Cells growing in HL5 were transferred to 35-mm glass-bottom microwell dishes (MatTek) in FM. The cells expressing GFP were observed in FM (growing cells) or after 2 h in SorC (starving cells) using a Nikon Eclipse TE300 fluorescence microscope. For colocalization experiments, cells expressing GFP-DdAtg1, GFP-DdAtg1^K36A, GFP-DdAtg140, or GFP-DdAtg1^K36A40 were transformed with a construct expressing RFP-DdAtg8. Cells were starved in FM without amino acids for 2 h, flattened by a thin layer of agarose, and fixed with 4% paraformaldehyde. The fluorescence was observed under a Zeiss 401-A LSM510 Meta confocal microscope.

Electron microscopy. The electron microscopy protocol has been described previously (3). To estimate the number of autophagosomes formed, we defined an early or nascent autophagosome as a double-membrane-enclosed structure containing cytoplasm or organelles, where the outer and inner membranes are separated by an electron-lucent space and where the contents of the vacuole appear undigested. This definition corresponds with accepted morphology of an early autophagosome (see references 13 and 17 for examples). In some cases, more than one membrane may surround the engulfed contents. We defined an autophagolysosome or late autophagosome as a digestive vacuole, which sometimes lacks the inner delimiting membrane that surrounds engulfed material, the latter often showing evidence of degradation. In more advanced stages, only partially digested contents remain.
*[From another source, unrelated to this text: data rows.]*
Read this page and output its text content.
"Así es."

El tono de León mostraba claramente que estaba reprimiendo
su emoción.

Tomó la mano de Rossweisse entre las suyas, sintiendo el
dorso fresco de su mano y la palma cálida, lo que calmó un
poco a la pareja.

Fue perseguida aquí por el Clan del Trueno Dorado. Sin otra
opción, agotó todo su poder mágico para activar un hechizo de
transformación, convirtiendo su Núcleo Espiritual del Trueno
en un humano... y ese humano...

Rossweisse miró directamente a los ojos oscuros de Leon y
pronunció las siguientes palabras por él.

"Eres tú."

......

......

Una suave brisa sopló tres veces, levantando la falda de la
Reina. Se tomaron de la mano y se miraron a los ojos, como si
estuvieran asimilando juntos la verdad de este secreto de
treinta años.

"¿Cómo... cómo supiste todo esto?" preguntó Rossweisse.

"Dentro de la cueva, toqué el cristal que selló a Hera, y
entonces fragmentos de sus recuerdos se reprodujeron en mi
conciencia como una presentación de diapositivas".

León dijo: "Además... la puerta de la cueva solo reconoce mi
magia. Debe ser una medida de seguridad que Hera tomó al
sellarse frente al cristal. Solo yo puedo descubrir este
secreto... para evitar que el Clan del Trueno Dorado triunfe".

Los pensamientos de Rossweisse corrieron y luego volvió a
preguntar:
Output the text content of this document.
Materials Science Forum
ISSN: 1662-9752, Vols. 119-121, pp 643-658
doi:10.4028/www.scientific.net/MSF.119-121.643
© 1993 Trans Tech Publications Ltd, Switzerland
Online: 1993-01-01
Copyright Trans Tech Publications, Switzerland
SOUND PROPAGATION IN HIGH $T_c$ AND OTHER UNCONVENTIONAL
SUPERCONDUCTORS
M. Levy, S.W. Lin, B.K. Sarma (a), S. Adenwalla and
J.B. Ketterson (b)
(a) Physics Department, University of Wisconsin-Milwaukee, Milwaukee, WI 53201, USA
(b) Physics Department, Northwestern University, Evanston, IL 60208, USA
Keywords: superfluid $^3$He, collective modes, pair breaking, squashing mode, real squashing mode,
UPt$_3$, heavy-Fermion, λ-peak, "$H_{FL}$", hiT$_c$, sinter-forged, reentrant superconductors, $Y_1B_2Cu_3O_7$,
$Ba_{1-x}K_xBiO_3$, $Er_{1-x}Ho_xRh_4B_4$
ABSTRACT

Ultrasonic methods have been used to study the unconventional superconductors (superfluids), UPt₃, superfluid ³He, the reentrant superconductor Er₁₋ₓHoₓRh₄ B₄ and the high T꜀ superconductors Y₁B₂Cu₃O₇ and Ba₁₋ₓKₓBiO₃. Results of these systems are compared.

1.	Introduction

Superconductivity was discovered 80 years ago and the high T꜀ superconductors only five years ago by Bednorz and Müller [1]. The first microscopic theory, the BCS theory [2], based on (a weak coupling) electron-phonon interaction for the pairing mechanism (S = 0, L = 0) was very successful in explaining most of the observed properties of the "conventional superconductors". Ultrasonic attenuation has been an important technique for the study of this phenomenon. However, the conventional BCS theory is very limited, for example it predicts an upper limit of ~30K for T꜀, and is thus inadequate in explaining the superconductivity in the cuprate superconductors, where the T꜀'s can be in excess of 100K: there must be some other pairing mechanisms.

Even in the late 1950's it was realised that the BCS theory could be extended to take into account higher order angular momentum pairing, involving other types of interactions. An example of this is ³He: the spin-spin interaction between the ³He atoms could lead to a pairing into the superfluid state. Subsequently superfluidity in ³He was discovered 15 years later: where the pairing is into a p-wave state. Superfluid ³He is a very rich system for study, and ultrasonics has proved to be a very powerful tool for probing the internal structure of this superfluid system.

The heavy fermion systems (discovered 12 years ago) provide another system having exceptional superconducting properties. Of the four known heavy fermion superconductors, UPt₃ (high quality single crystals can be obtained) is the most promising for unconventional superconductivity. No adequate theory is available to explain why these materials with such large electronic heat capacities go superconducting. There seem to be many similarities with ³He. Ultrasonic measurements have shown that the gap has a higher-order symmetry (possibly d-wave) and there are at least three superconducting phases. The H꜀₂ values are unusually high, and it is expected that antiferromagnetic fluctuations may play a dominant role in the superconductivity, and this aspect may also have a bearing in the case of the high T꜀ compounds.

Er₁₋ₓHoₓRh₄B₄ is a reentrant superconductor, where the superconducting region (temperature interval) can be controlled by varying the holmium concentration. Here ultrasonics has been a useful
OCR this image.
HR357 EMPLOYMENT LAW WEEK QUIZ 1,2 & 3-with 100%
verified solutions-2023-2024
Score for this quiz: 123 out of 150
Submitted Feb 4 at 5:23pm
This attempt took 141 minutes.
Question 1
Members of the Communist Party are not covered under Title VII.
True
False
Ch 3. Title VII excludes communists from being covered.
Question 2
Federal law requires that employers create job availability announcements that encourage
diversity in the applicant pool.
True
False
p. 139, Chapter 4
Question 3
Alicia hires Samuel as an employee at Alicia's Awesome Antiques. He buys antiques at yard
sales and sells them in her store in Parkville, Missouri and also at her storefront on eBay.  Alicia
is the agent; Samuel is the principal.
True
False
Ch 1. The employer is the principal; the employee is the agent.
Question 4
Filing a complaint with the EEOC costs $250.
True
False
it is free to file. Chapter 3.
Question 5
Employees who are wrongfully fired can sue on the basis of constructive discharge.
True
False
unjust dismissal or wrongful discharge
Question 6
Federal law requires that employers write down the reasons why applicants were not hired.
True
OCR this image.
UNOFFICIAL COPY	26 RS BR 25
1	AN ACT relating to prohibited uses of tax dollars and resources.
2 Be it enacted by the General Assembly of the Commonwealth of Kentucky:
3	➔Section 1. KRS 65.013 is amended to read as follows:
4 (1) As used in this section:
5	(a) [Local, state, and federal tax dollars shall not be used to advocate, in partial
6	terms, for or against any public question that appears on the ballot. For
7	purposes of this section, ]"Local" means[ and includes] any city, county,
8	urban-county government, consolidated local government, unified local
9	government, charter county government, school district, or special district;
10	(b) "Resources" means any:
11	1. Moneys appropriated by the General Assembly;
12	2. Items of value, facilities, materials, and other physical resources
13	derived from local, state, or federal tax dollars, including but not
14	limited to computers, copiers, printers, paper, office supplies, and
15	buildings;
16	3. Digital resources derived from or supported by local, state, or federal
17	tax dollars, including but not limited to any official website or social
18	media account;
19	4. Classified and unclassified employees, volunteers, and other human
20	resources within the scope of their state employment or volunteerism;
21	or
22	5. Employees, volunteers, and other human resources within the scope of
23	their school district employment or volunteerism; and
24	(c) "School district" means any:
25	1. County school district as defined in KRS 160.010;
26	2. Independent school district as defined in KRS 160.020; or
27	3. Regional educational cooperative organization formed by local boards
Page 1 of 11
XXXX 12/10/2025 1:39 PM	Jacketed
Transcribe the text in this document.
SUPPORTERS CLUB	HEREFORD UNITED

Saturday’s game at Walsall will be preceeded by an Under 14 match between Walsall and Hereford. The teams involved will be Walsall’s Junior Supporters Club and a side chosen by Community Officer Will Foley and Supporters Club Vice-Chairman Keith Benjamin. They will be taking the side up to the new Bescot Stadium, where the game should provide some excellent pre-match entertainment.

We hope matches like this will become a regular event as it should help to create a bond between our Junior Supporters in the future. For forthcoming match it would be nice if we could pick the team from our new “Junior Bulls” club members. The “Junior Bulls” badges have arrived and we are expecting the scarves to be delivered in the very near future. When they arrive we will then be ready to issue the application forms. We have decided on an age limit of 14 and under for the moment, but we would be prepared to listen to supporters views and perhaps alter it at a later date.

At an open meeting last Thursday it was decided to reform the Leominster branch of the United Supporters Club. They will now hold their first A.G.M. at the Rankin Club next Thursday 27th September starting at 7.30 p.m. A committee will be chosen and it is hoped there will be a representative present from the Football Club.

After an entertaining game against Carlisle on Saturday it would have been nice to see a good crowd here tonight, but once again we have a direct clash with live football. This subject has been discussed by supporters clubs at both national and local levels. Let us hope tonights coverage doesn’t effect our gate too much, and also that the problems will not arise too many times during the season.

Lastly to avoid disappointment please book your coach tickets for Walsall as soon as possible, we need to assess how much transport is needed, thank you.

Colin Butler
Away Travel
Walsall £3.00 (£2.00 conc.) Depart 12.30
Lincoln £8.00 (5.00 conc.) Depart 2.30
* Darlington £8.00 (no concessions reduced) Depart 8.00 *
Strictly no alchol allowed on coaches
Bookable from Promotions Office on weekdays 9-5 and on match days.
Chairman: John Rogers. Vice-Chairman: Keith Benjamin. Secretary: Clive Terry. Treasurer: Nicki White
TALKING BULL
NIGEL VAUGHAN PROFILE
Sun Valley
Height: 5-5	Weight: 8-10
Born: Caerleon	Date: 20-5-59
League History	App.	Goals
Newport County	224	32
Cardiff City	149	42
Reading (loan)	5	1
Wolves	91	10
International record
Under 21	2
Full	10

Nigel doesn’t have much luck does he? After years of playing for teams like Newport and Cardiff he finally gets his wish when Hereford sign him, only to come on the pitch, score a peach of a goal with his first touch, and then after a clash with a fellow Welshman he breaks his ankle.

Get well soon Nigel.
Top Abstract Introduction Materials and Methods Results Discussion References

 
Structure of Dictyostelium Atg1. DdAtg1 is a serine/threonine kinase homologous to the S. cerevisiae autophagy protein Atg1 (21, 34). The gene is composed of an N-terminal kinase domain (266 amino acids) and a C-terminal homology domain (122 amino acids) separated by a proline/serine-rich region (Fig. 1A). Mutation of a conserved lysine in the ATP-binding loop, position 46 in mouse and 54 in budding yeast Atg1, results in a kinase-negative protein, which behaves as a dominant-negative when overexpressed (14) (39). Mutation of a conserved proline to serine results in a temperature-sensitive kinase in other organisms (see below). The positions of the Dictyostelium K36A mutation that causes the dominant-negative phenotype and the P138S mutation that results in a temperature-sensitive DdAtg1 protein are indicated in Fig. 1A. The degrees of similarity between DdAtg1, the human (ULK2), and the C. elegans (UNC-51) homologues are shown (Fig. 1B). We were not able to find any known motifs in the C-terminal homology region (http://smart.embl-heidelberg.de/).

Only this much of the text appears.